Cambridge Analytica started by paying Facebook users to complete a lengthy survey called This Is Your Digital Life. This created a complete OCEAN profile for all the users who completed the survey, and it let Cambridge Analytica harvest a bunch of additional data including your likes and even your entire news feed. More importantly, it also let Cambridge Analytica grab all the same data for all your friends who installed the survey app. Facebook wasn’t supposed to allow this, more on that later.

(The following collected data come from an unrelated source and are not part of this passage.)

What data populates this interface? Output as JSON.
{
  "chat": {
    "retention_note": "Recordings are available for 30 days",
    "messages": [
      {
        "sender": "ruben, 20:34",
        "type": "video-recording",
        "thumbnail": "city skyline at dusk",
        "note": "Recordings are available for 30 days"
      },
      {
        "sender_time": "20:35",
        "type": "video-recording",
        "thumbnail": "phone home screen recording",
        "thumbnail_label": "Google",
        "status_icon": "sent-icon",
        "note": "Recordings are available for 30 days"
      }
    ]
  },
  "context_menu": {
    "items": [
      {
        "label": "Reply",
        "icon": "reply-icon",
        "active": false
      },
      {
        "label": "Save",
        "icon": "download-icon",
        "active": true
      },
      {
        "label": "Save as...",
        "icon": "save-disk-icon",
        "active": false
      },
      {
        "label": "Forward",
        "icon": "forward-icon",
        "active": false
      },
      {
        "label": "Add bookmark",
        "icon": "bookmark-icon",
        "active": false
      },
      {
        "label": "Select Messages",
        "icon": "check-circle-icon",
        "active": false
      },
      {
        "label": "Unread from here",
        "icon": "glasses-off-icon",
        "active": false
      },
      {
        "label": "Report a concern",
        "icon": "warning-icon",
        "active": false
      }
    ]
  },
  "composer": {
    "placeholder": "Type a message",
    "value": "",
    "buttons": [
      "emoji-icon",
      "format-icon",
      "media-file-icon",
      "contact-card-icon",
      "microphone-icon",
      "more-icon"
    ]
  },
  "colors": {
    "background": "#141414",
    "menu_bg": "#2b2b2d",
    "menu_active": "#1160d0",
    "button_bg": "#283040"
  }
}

So now Cambridge Analytica could build a predictive model (well, 253 different models) based all the training data it captured from users who got paid to complete the survey. Then it could run everyone else who didn’t actually complete the survey through the model to classify them into a personality profile. That’s how you turn 32,000 survey responses into 87,000,000 voter profiles. According to Cambridge Analytica, their predictive models were only slightly better than a random chance but still, at that scale that’s more than enough to influence an election.

With these profiles now in place, the entire Trump Facebook ad budget could go to voters in swing states with very specific messages based on their personality profiles with less ad spend waste. The rest, is history.

This isn’t the first time technology was used to influence an election (and it won’t be the last). For example, the analytics team on the 2008 Obama campaign pioneered using multivariate optimization to increase donations, and in one test generated an additional $60m. This result led to the founding of Optimizely.

But this wasn’t some bullshit user acquisition growth hack gone bad. It was our election, the foundation of democracy. It’s easy to point fingers at Cambridge Analytica, and they obviously bear lots of the blame for this. But in my opinion, it’s Facebook that deserves most of the blame. Cambridge Analytica can’t happen without data mining millions of Facebook profiles. It seems pretty clear that lots of people at Facebook knew this was happening, maybe even Mark Zuckerberg. But they did nothing.

This is an extreme, history altering reminder that “if you don’t pay for the product, you are the product”